Quand on crée un nouveau personnage dans un moteur de jeu, on se retrouve avec plusieurs champs à remplir d'office :
Ce sont les animations de base, susceptibles d'être utilisées dans toutes les scènes qui composent le jeu. Elles seront lancées automatiquement : par exemple, quand le joueur clique sur un point du décor, le jeu lancera l'animation walk. Et s'il y a dialogue, le jeu lancera l'animation talk. Tout cela sans que le développeur n'ait à s'en préoccuper, ce qui économise beaucoup de temps.
Sur ces 4 animations de base, 2 sont optionnelles : run et talk. Dans The Coral Cave, Mizuka ne court pas et il existe des jeux sans dialogue (comme Machinarium). Donc pour créer un point-and-click, seuls sont indispensables, idle et walk. Le second est évident et on commence souvent par créer une belle animation de marche pour son personnage. Le rôle de idle peut sembler un peu flou mais il n'est pas moins important : c'est ce que fait le personnage... quand il ne fait rien ! Par défaut, c'est une simple image fixe en position debout, dans les différentes directions (face, profil, 3/4, …) :
Un point-and-click demande de la réflexion et le joueur laisse souvent le personnage dans un coin, le temps de trouver comment résoudre telle ou telle énigme. L'animation idle joue alors un rôle capital pour donner vie au personnage dans ces périodes d'attente.

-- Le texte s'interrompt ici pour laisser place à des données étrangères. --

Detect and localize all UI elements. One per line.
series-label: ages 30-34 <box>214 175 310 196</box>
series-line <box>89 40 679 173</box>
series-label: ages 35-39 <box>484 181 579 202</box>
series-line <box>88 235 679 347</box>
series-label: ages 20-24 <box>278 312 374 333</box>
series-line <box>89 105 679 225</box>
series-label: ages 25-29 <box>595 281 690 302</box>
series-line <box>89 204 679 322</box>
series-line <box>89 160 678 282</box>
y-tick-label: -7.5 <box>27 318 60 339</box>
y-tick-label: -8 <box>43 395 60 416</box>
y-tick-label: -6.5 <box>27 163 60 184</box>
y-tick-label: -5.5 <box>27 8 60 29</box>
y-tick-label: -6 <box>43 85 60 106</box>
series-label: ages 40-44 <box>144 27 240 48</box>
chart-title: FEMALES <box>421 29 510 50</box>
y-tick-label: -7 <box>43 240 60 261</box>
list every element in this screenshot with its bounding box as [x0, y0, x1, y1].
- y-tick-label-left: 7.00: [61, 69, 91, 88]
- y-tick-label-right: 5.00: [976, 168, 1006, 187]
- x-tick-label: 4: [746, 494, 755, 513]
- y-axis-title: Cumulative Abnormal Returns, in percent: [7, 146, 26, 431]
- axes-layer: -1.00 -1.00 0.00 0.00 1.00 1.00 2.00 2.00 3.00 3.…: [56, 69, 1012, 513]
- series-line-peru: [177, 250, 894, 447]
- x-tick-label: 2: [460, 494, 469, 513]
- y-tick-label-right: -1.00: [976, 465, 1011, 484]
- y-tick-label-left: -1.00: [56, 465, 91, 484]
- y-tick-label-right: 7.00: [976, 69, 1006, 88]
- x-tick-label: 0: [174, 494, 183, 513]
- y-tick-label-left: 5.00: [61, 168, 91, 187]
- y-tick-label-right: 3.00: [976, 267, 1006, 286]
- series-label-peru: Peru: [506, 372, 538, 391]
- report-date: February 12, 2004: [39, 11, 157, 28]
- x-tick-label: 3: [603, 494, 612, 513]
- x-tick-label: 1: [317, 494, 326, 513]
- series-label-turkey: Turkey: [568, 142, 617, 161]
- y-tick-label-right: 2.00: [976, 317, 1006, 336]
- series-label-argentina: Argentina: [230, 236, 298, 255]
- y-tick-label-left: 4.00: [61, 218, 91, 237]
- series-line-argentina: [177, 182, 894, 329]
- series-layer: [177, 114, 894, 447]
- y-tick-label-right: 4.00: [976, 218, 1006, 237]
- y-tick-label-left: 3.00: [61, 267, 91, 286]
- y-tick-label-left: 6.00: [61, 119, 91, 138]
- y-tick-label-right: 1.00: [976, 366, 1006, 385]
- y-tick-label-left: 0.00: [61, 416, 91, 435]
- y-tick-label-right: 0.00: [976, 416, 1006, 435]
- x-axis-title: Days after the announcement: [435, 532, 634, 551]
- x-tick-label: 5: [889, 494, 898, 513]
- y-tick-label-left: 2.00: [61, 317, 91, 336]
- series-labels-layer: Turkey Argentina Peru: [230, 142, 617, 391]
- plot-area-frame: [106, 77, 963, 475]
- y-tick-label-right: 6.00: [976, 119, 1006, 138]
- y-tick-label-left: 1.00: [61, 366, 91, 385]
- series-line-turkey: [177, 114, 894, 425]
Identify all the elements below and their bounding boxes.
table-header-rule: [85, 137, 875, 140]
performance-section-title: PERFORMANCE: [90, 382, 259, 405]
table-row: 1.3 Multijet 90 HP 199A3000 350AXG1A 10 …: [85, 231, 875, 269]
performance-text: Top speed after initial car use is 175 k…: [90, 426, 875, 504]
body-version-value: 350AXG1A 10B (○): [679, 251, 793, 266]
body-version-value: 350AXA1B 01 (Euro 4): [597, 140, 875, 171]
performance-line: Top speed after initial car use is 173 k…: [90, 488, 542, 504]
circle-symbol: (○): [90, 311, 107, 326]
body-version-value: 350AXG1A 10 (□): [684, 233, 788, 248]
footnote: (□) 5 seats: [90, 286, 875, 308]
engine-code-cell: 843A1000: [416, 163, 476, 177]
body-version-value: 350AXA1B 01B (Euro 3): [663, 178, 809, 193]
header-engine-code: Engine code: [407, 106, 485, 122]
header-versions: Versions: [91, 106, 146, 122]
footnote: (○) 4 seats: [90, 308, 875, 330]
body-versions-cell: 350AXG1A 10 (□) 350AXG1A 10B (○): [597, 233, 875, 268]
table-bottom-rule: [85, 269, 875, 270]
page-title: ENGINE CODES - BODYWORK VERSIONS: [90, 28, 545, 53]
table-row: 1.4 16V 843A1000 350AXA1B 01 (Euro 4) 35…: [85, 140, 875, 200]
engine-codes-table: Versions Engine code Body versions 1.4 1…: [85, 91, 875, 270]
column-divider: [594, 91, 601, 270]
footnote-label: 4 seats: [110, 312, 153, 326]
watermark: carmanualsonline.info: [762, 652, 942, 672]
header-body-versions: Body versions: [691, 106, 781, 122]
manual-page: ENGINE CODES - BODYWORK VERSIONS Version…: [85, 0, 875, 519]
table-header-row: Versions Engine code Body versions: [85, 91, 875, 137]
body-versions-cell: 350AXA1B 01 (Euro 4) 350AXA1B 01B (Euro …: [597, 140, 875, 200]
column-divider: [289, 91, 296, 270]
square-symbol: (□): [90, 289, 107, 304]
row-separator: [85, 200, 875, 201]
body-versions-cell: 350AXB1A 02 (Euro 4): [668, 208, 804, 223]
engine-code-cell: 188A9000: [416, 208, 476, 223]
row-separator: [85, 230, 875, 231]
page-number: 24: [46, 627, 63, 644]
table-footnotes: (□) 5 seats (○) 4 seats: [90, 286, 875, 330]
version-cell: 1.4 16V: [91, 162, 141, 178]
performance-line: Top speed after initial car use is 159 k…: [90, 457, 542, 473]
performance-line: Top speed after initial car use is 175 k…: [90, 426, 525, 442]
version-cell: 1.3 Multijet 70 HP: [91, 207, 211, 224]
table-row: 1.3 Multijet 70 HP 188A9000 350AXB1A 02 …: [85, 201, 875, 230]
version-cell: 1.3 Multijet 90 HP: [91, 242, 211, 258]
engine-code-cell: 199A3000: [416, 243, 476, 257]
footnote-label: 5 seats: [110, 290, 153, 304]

La manière la plus discrète consiste à le faire respirer. C'est une animation qui fonctionne bien quand elle est subtile et qui est donc plus simple à réaliser sur le principe de l'animation Flash comme par exemple dans Broken Age :
Avec cette technique, plutôt que de redessiner plusieurs fois le personnage pour l'animer, on dessine séparément ses membres puis on les assemble à la manière d'une marionnette en papier découpé. On peut alors créer toutes sortes d'animations : par exemple, la marche en faisant pivoter les jambes. C'est donc la technique idéale pour créer une animation idle subtile : on dilate le torse, on balance les bras et voilà, on a l'impression que le personnage respire, qu'il est vivant.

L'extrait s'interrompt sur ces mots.